O diálogo para com uma plateia naturalmente oposta ao que se debate numa tela de cinema é um dos maiores desafios que um cineasta pode encontrar, não importa qual tipo de carreira ele esteja a construir. Demanda precisão, subjetividade diante de uma polêmica que vende e atrai curiosidade, é a regra artística do “muita calma nessa hora”. Porém, curioso mesmo é que o diálogo permanece sendo interpretativo como qualquer outro, não só pra existir, mas para sobreviver e fluir rumo à proposta que esteja em torno. É o que importa em um filme, não é mesmo? O não-entendimento total de quem vê, mas o de quem faz e protege as melhores cartas debaixo da manga. Se Fellini me faz lembrar que Cinema é luz, em todos os sentidos, então quem somos nós para definir o que se exibe e o que se esconde nas sombras de uma projeção, ou ainda na intenção de um cineasta? Pergunta retórica à parte, o segredo revelado a seguir está em conseguir extrair palavras do sentimento, que por sua vez deriva das imagens do filme em questão, e se desconstrói na mera lembrança do amor selvagem e puro de dois cowboys em tempos pré-Feliciano.
O pensador indiano Bhagwan Shree Rajneesh estabelece que todo desejo, sem exceção, é miséria por ser uma fantasia ligada ao futuro, e assim sendo, seres humanos alcançam a satisfação plena vivendo e vivenciando o estágio presente do tempo, sem frustrações ou expectativas senão o agora.

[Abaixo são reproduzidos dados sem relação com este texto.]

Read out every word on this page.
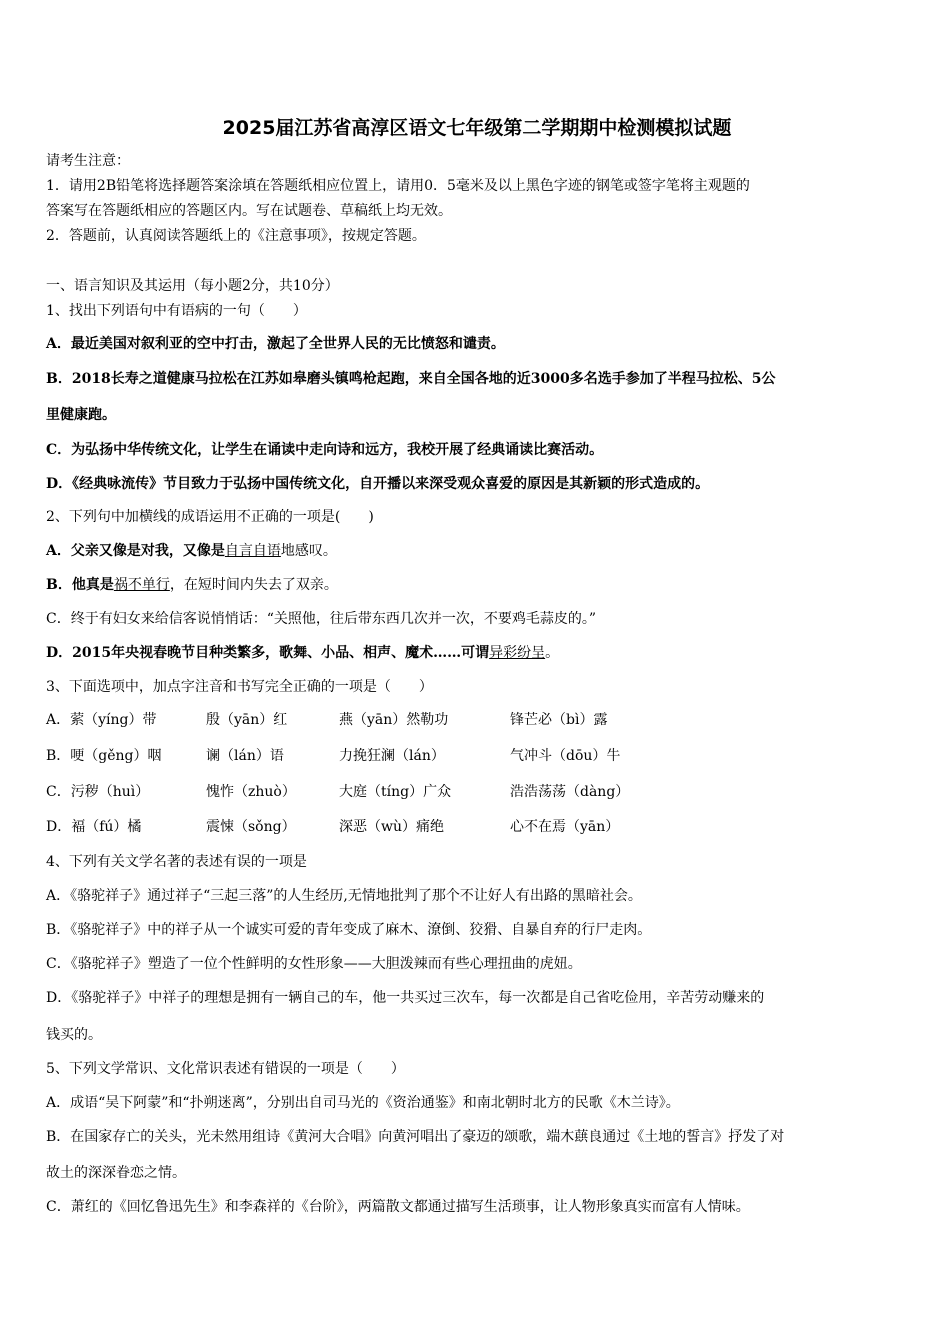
2025届江苏省高淳区语文七年级第二学期期中检测模拟试题
请考生注意：
1．请用2B铅笔将选择题答案涂填在答题纸相应位置上，请用0．5毫米及以上黑色字迹的钢笔或签字笔将主观题的
答案写在答题纸相应的答题区内。写在试题卷、草稿纸上均无效。
2．答题前，认真阅读答题纸上的《注意事项》，按规定答题。
一、语言知识及其运用（每小题2分，共10分）
1、找出下列语句中有语病的一句（　　）
A．最近美国对叙利亚的空中打击，激起了全世界人民的无比愤怒和谴责。
B．2018长寿之道健康马拉松在江苏如皋磨头镇鸣枪起跑，来自全国各地的近3000多名选手参加了半程马拉松、5公
里健康跑。
C．为弘扬中华传统文化，让学生在诵读中走向诗和远方，我校开展了经典诵读比赛活动。
D．《经典咏流传》节目致力于弘扬中国传统文化，自开播以来深受观众喜爱的原因是其新颖的形式造成的。
2、下列句中加横线的成语运用不正确的一项是(　　)
A．父亲又像是对我，又像是自言自语地感叹。
B．他真是祸不单行，在短时间内失去了双亲。
C．终于有妇女来给信客说悄悄话：“关照他，往后带东西几次并一次，不要鸡毛蒜皮的。”
D．2015年央视春晚节目种类繁多，歌舞、小品、相声、魔术……可谓异彩纷呈。
3、下面选项中，加点字注音和书写完全正确的一项是（　　）
A．萦（yíng）带	殷（yān）红	燕（yān）然勒功	锋芒必（bì）露
B．哽（gěng）咽	谰（lán）语	力挽狂澜（lán）	气冲斗（dōu）牛
C．污秽（huì）	愧怍（zhuò）	大庭（tíng）广众	浩浩荡荡（dàng）
D．褔（fú）橘	震悚（sǒng）	深恶（wù）痛绝	心不在焉（yān）
4、下列有关文学名著的表述有误的一项是
A．《骆驼祥子》通过祥子“三起三落”的人生经历,无情地批判了那个不让好人有出路的黑暗社会。
B．《骆驼祥子》中的祥子从一个诚实可爱的青年变成了麻木、潦倒、狡猾、自暴自弃的行尸走肉。
C．《骆驼祥子》塑造了一位个性鲜明的女性形象——大胆泼辣而有些心理扭曲的虎妞。
D．《骆驼祥子》中祥子的理想是拥有一辆自己的车，他一共买过三次车，每一次都是自己省吃俭用，辛苦劳动赚来的
钱买的。
5、下列文学常识、文化常识表述有错误的一项是（　　）
A．成语“吴下阿蒙”和“扑朔迷离”，分别出自司马光的《资治通鉴》和南北朝时北方的民歌《木兰诗》。
B．在国家存亡的关头，光未然用组诗《黄河大合唱》向黄河唱出了豪迈的颂歌，端木蕻良通过《土地的誓言》抒发了对
故土的深深眷恋之情。
C．萧红的《回忆鲁迅先生》和李森祥的《台阶》，两篇散文都通过描写生活琐事，让人物形象真实而富有人情味。
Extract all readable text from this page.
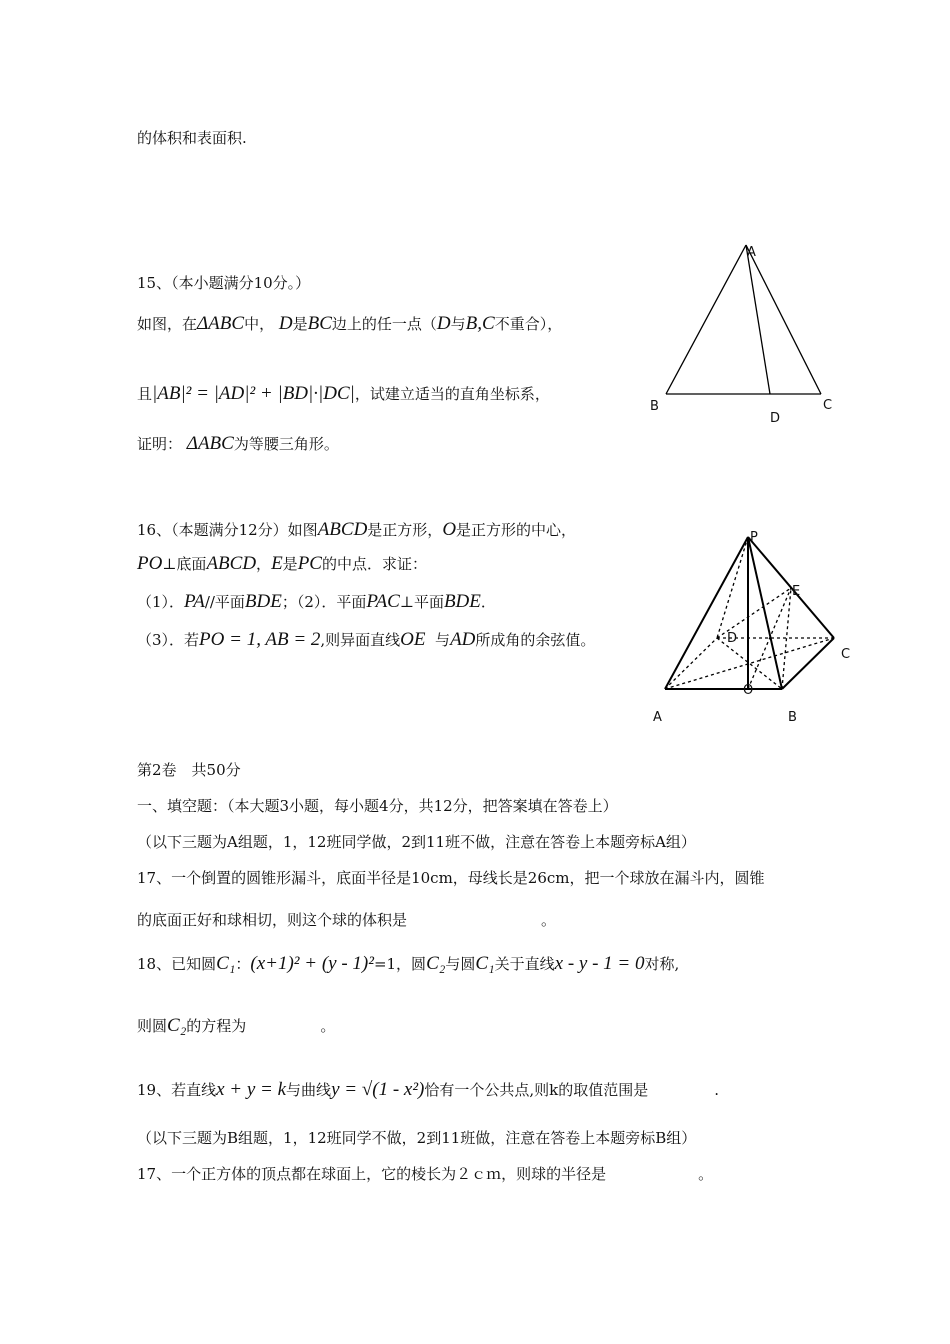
的体积和表面积.
15、（本小题满分10分。）
如图，在ΔABC中， D是BC边上的任一点（D与B,C不重合），
且|AB|² = |AD|² + |BD|·|DC|，试建立适当的直角坐标系，
证明： ΔABC为等腰三角形。
A
B	C
D
16、（本题满分12分）如图ABCD是正方形，O是正方形的中心，
PO⊥底面ABCD，E是PC的中点．求证：
（1）．PA//平面BDE；（2）．平面PAC⊥平面BDE．
（3）．若PO = 1, AB = 2,则异面直线OE 与AD所成角的余弦值。
P
E
D
C
O
A	B
第2卷　共50分
一、填空题：（本大题3小题，每小题4分，共12分，把答案填在答卷上）
（以下三题为A组题，1，12班同学做，2到11班不做，注意在答卷上本题旁标A组）
17、一个倒置的圆锥形漏斗，底面半径是10cm，母线长是26cm，把一个球放在漏斗内，圆锥
的底面正好和球相切，则这个球的体积是	。
18、已知圆C₁：(x+1)² + (y - 1)²=1，圆C₂与圆C₁关于直线x - y - 1 = 0对称,
则圆C₂的方程为	。
19、若直线x + y = k与曲线y = √(1 - x²)恰有一个公共点,则k的取值范围是	.
（以下三题为B组题，1，12班同学不做，2到11班做，注意在答卷上本题旁标B组）
17、一个正方体的顶点都在球面上，它的棱长为２ｃｍ，则球的半径是	。
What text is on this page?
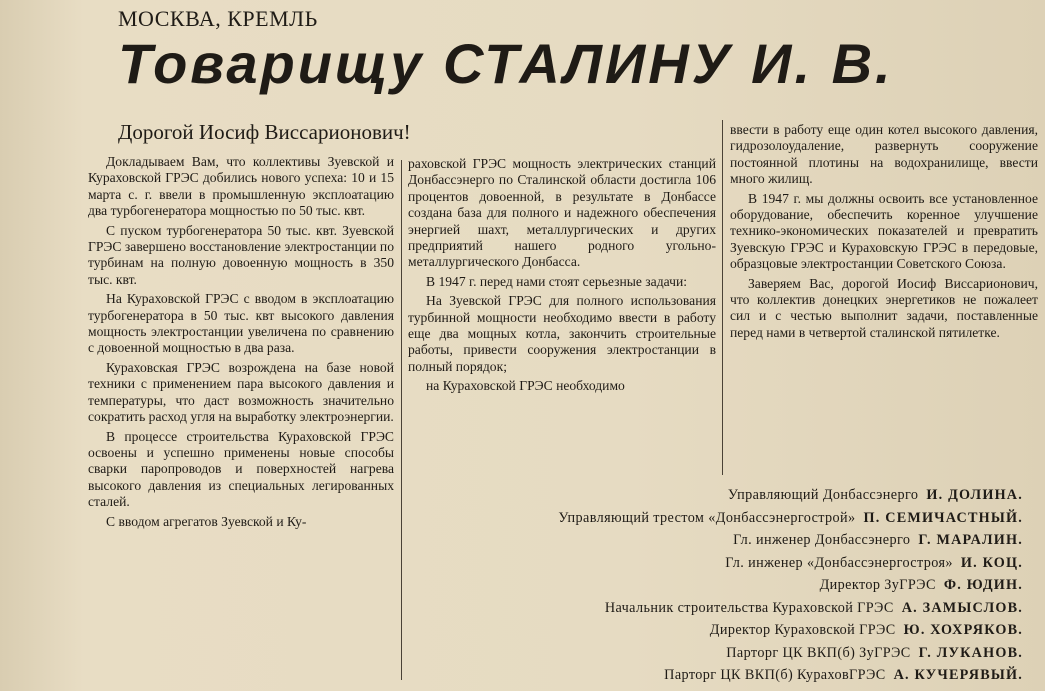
МОСКВА, КРЕМЛЬ
Товарищу СТАЛИНУ И. В.
Дорогой Иосиф Виссарионович!

Докладываем Вам, что коллективы Зуевской и Кураховской ГРЭС добились нового успеха: 10 и 15 марта с. г. ввели в промышленную эксплоатацию два турбогенератора мощностью по 50 тыс. квт.

С пуском турбогенератора 50 тыс. квт. Зуевской ГРЭС завершено восстановление электростанции по турбинам на полную довоенную мощность в 350 тыс. квт.

На Кураховской ГРЭС с вводом в эксплоатацию турбогенератора в 50 тыс. квт высокого давления мощность электростанции увеличена по сравнению с довоенной мощностью в два раза.

Кураховская ГРЭС возрождена на базе новой техники с применением пара высокого давления и температуры, что даст возможность значительно сократить расход угля на выработку электроэнергии.

В процессе строительства Кураховской ГРЭС освоены и успешно применены новые способы сварки паропроводов и поверхностей нагрева высокого давления из специальных легированных сталей.

С вводом агрегатов Зуевской и Ку-

раховской ГРЭС мощность электрических станций Донбассэнерго по Сталинской области достигла 106 процентов довоенной, в результате в Донбассе создана база для полного и надежного обеспечения энергией шахт, металлургических и других предприятий нашего родного угольно-металлургического Донбасса.

В 1947 г. перед нами стоят серьезные задачи:

На Зуевской ГРЭС для полного использования турбинной мощности необходимо ввести в работу еще два мощных котла, закончить строительные работы, привести сооружения электростанции в полный порядок;

на Кураховской ГРЭС необходимо

ввести в работу еще один котел высокого давления, гидрозолоудаление, развернуть сооружение постоянной плотины на водохранилище, ввести много жилищ.

В 1947 г. мы должны освоить все установленное оборудование, обеспечить коренное улучшение технико-экономических показателей и превратить Зуевскую ГРЭС и Кураховскую ГРЭС в передовые, образцовые электростанции Советского Союза.

Заверяем Вас, дорогой Иосиф Виссарионович, что коллектив донецких энергетиков не пожалеет сил и с честью выполнит задачи, поставленные перед нами в четвертой сталинской пятилетке.

Управляющий Донбассэнерго И. ДОЛИНА.
Управляющий трестом «Донбассэнергострой» П. СЕМИЧАСТНЫЙ.
Гл. инженер Донбассэнерго Г. МАРАЛИН.
Гл. инженер «Донбассэнергостроя» И. КОЦ.
Директор ЗуГРЭС Ф. ЮДИН.
Начальник строительства Кураховской ГРЭС А. ЗАМЫСЛОВ.
Директор Кураховской ГРЭС Ю. ХОХРЯКОВ.
Парторг ЦК ВКП(б) ЗуГРЭС Г. ЛУКАНОВ.
Парторг ЦК ВКП(б) КураховГРЭС А. КУЧЕРЯВЫЙ.
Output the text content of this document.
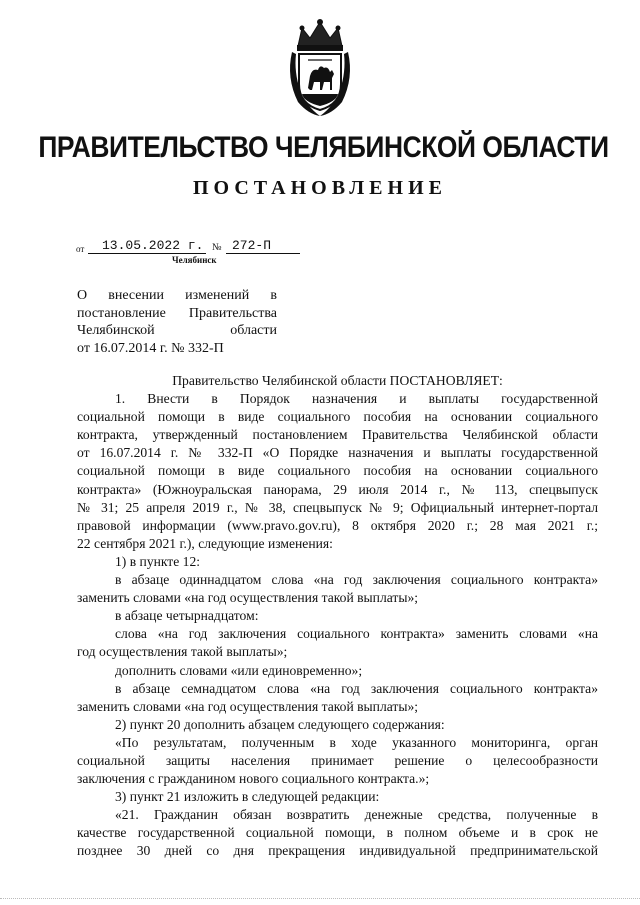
ПРАВИТЕЛЬСТВО ЧЕЛЯБИНСКОЙ ОБЛАСТИ
ПОСТАНОВЛЕНИЕ
от	13.05.2022 г. № 272-П
Челябинск
О внесении изменений в
постановление Правительства
Челябинской области
от 16.07.2014 г. № 332-П
Правительство Челябинской области ПОСТАНОВЛЯЕТ:
1. Внести в Порядок назначения и выплаты государственной
социальной помощи в виде социального пособия на основании социального
контракта, утвержденный постановлением Правительства Челябинской области
от 16.07.2014 г. № 332-П «О Порядке назначения и выплаты государственной
социальной помощи в виде социального пособия на основании социального
контракта» (Южноуральская панорама, 29 июля 2014 г., № 113, спецвыпуск
№ 31; 25 апреля 2019 г., № 38, спецвыпуск № 9; Официальный интернет-портал
правовой информации (www.pravo.gov.ru), 8 октября 2020 г.; 28 мая 2021 г.;
22 сентября 2021 г.), следующие изменения:
1) в пункте 12:
в абзаце одиннадцатом слова «на год заключения социального контракта»
заменить словами «на год осуществления такой выплаты»;
в абзаце четырнадцатом:
слова «на год заключения социального контракта» заменить словами «на
год осуществления такой выплаты»;
дополнить словами «или единовременно»;
в абзаце семнадцатом слова «на год заключения социального контракта»
заменить словами «на год осуществления такой выплаты»;
2) пункт 20 дополнить абзацем следующего содержания:
«По результатам, полученным в ходе указанного мониторинга, орган
социальной защиты населения принимает решение о целесообразности
заключения с гражданином нового социального контракта.»;
3) пункт 21 изложить в следующей редакции:
«21. Гражданин обязан возвратить денежные средства, полученные в
качестве государственной социальной помощи, в полном объеме и в срок не
позднее 30 дней со дня прекращения индивидуальной предпринимательской
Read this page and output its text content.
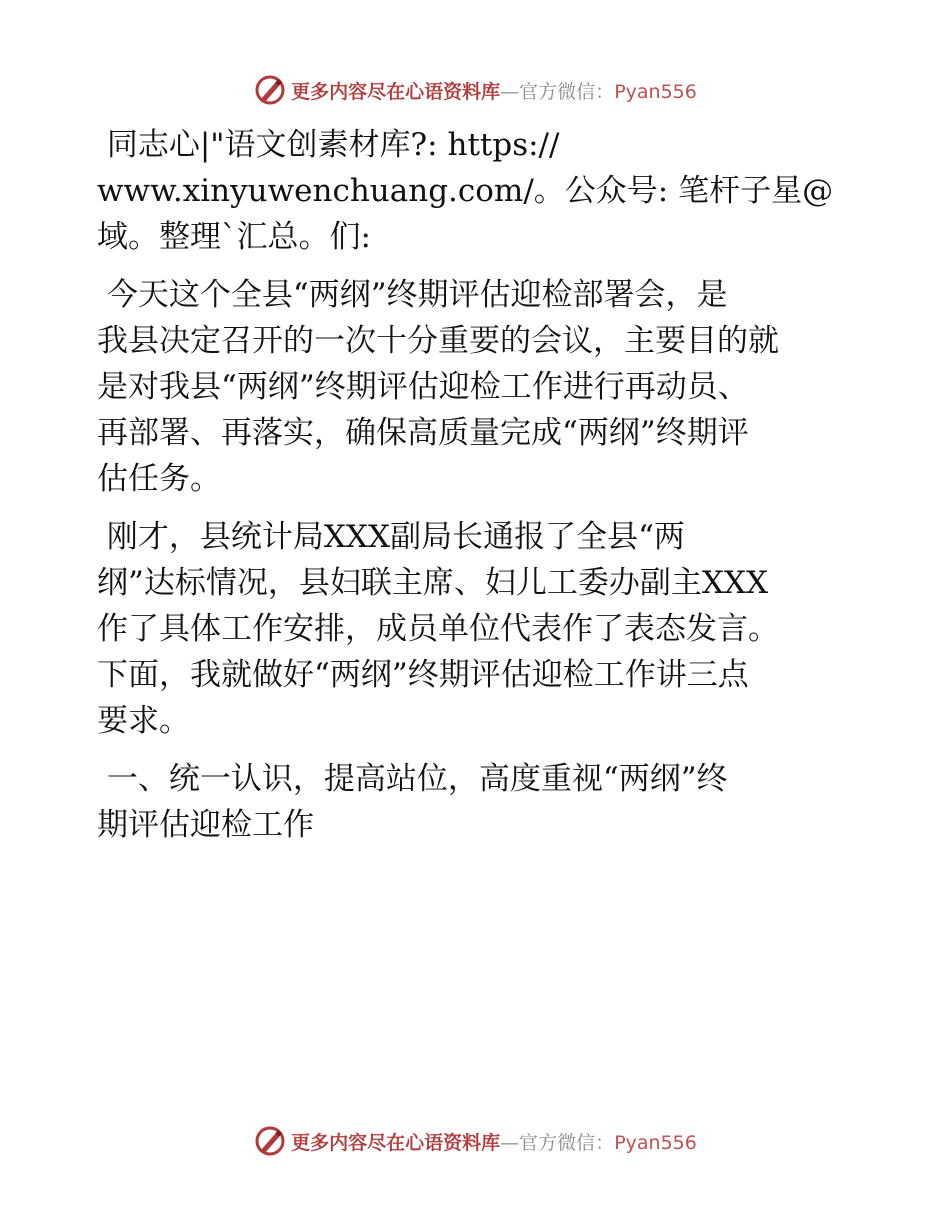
更多内容尽在心语资料库—官方微信：Pyan556

同志心|"语文创素材库?: https://
www.xinyuwenchuang.com/。公众号: 笔杆子星@
域。整理`汇总。们:

今天这个全县“两纲”终期评估迎检部署会，是
我县决定召开的一次十分重要的会议，主要目的就
是对我县“两纲”终期评估迎检工作进行再动员、
再部署、再落实，确保高质量完成“两纲”终期评
估任务。

刚才，县统计局XXX副局长通报了全县“两
纲”达标情况，县妇联主席、妇儿工委办副主XXX
作了具体工作安排，成员单位代表作了表态发言。
下面，我就做好“两纲”终期评估迎检工作讲三点
要求。

一、统一认识，提高站位，高度重视“两纲”终
期评估迎检工作

更多内容尽在心语资料库—官方微信：Pyan556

Filosofia pé no chão que Ang Lee, famoso na época por conseguir fama e prestígio americano com um regular épico oriental (O Tigre e o Dragão), feito que Kurosawa concretizou só a partir de Ran no final do século XX, traduziu em um dégradée emocional através de suas marcas, o detalhamento estético e singelo de sempre, aqui mais necessários do que nunca, em uma fábula explícita e sensorial de ambos elementos extremos. O que de mais óbvio e sacana aconteceria com dois homens inseguros sobre si mesmos em isolamento progressivo da grande sociedade? Lee responde que no lugar natural das coisas não repousa segredos ou jardins a serem podados, nem nada para se esconder enquanto tudo permanecer em harmonia à mãe-natureza. Simples, assim.
O realizador não prova isso com os belos panoramas que promovem a vegetação palco do entrelaçamento sensível de duas almas na vastidão rústica do oeste dos Estados Unidos, mas começa a sugerir o tom com a trilha sonora de Gustavo Santaolalla; melodias de violão e violino contidas, notas sugestivas que quando estão prestes a atingir picos de som voltam rápidas a prezar pelo silêncio, como o romance captado pela câmera que narra tudo com uma roupagem reflexiva, dai o título que alguns espectadores cedem ao filme como sendo o melhor romance da década. Será?
Pretensões de lado, fato é que Lee confere equilíbrio ao seu mundo de liberdade justamente expandindo a história adentre um universo maior e fechado em si, mascarado e frio: Cheio de adversidades antinaturais, onde quase nada flui e tudo parece ser mecanizado, racionalizado demais! Essa é uma das razões para o beijo de reencontro entre Ennis Del Mar (Heath Ledger, já imortalizado antes de ser o Coringa) e Jack Twist (Jake Gyllenhaal, a bicha passiva, mas de paixão também primitiva) ser espetacular – seja pelos nossos olhos, seja pelos olhos da esposa inevitavelmente traída de Ennis, Alma (Michelle Willians, a melhor atuação do filme). Um desses raros turbilhões feitos para seus atores brilharem, mas que vão muito além disso.
Embora suas perspectivas mereçam ser degustadas, é de se notar por exemplo o farto uso de metáforas em O Segredo de Brokeback Mountain à partir de pequenos signos lineares ligados à seu contexto, como o fato de Ennis e Jack serem contratados para trabalhar ordenhando ovelhas, porque não se “vingando” de uma gente, através dos bichos, que ordenhou seus sentimentos a vida toda até suas almas se encontrarem sem rédea alguma, senão pelo limite de seus desejos. Se o Osho Rajneesh estava correto em afirmar que o topo da montanha da realização pessoal se estaciona no hoje, o ponto de vista tão bem cozinhado de Ang Lee em sua obra-prima poética e lenitiva aos males desse mundo, acaba por ser o mais autêntico e real possível, em um produto com alma, coração e mitologia que exalam do que contém, inclusive cuja força poderia ser a mesma caso fosse conduzido por personagens heterossexuais. E que brinca com o sentimentalismo e o efeito 3D emocional que certos fluxos sensoriais trazem à tona durante toda a experiência.